Full Story: Washington University: Chaos = Order: WUSTL physicists make baffling discovery
(via Occult Design).
MSNBC:
A judge ruled Friday that mega-selling author Dan Brown did not steal ideas for “The Da Vinci Code” from a nonfiction work, ending the suspense about the case with an ultimately unsurprising decision.
High Court judge Peter Smith rejected a copyright-infringement claim by Michael Baigent and Richard Leigh, authors of “The Holy Blood and the Holy Grail,” who claimed that Brown’s blockbuster “appropriated the architecture” of their 1982 book. In the United States, the book is titled, “Holy Blood, Holy Grail.”

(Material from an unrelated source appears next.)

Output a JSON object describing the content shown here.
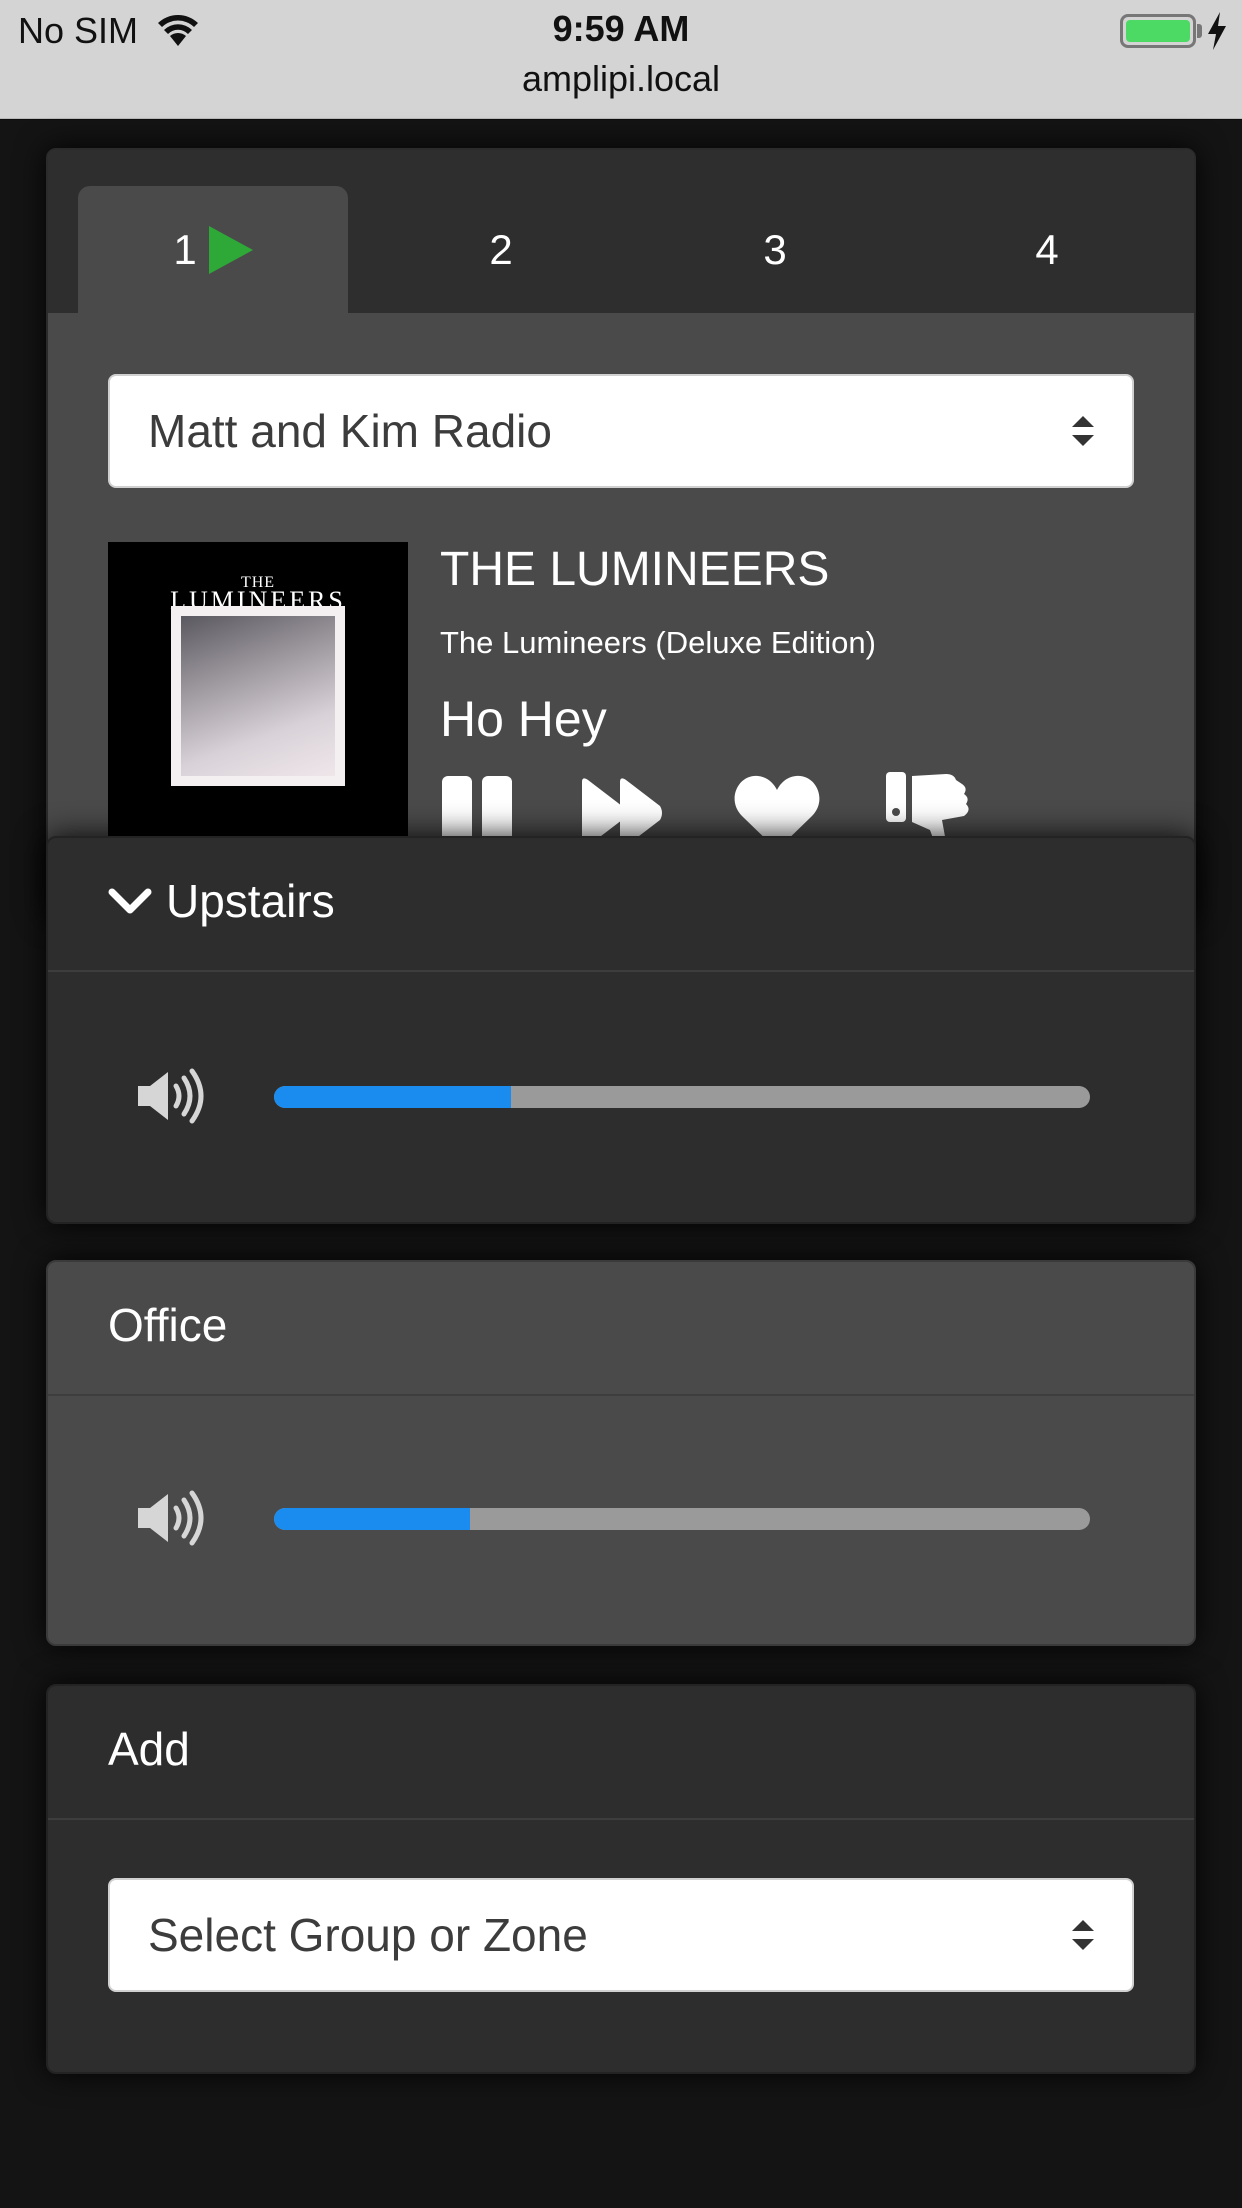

Full Story: MSNBC: Judge rejects claims in ‘Da Vinci’ suit.
(via haplesschyld).
The source for the idea of selling your soul to the devil for a werewolf belt may be this story:
Another unfortunate werewolf was Peter Stubb of Cologne, tortured until he confessed having transformed himself into a wolf by a magic girdle given him by the devil. The judges couldn’t find the girdle where Stubb said he hid it, but they explained this by saying it had “gone to the Devil whence it came, so that it was not to be found.” Though his case was unproved, Stubb was nastily executed for the crime of lycanthropy: he was sentenced to have the flesh pulled off his bones in ten places with red-hot pincers, then to have his legs and arms broken with a wooden axe; finally to be beheaded and burned.
From: alt.horror.werewolves FAQ.
I’m hoping to track down a copy of this book. Anyone know the name, ISBN, or have a copy they’d be willing to sell, loan or scan? Here’s an edited exchange from the comments on Strange Reading Tastes of Children:
Me: When I was about 6 or 7 I checked a book out of the childrens book section of the Madisonville, TX (a town of a couple-few thousand people) that explained how to sell your soul to the devil in order to become a werewolf.

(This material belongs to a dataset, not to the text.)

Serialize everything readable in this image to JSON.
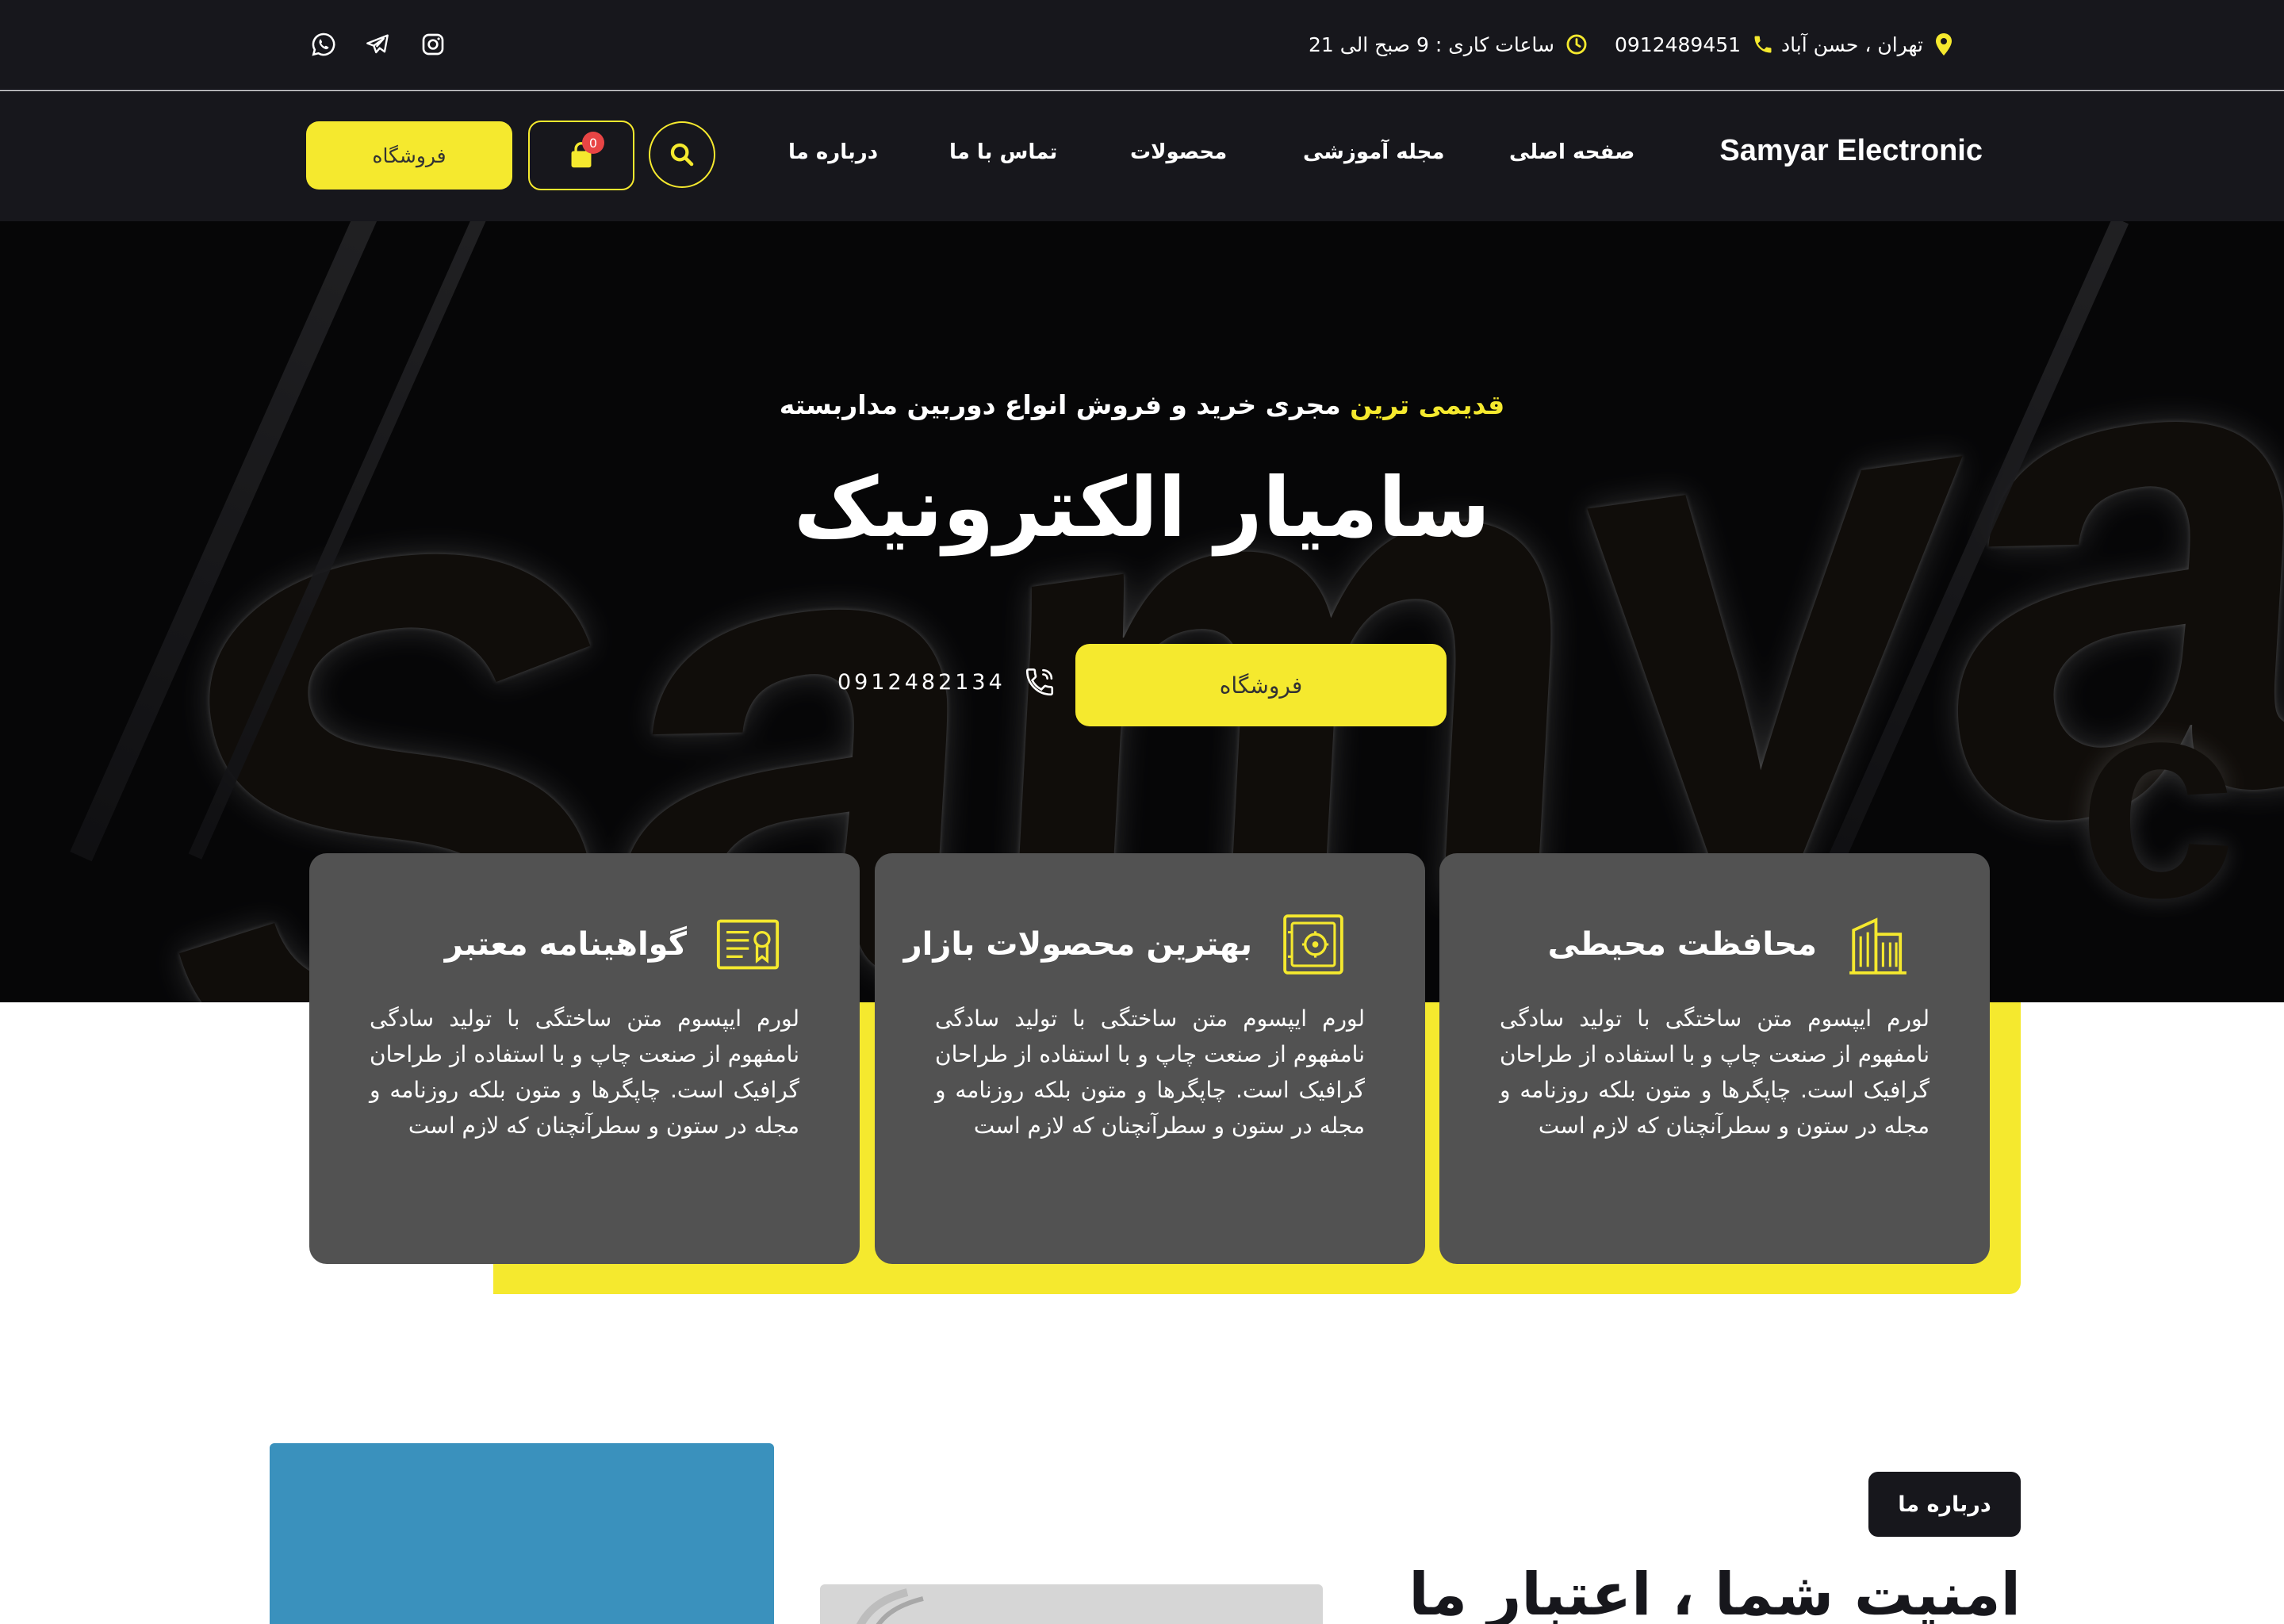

Charlie’s Horsey: that book about the Devil making you a werewolf – that didn?t mention some weird little ritual in which he?d give you a belt of fur, right? Like one of those giant leather workout belts, but for becoming a werewolf? My tiny, very Christian lower school library had a book along those lines in it. I adored it. My favorite bit was about how just picking the wrong type of flowers in the woods could supposedly turn you.
Me: Dude, I think there was something about a belt in that book. I think it might have been a book about both werewolves and vampires. I think the vampire section talked about people digging up bodies to see if their hair and finger nails had grown to see if they were vampires or not.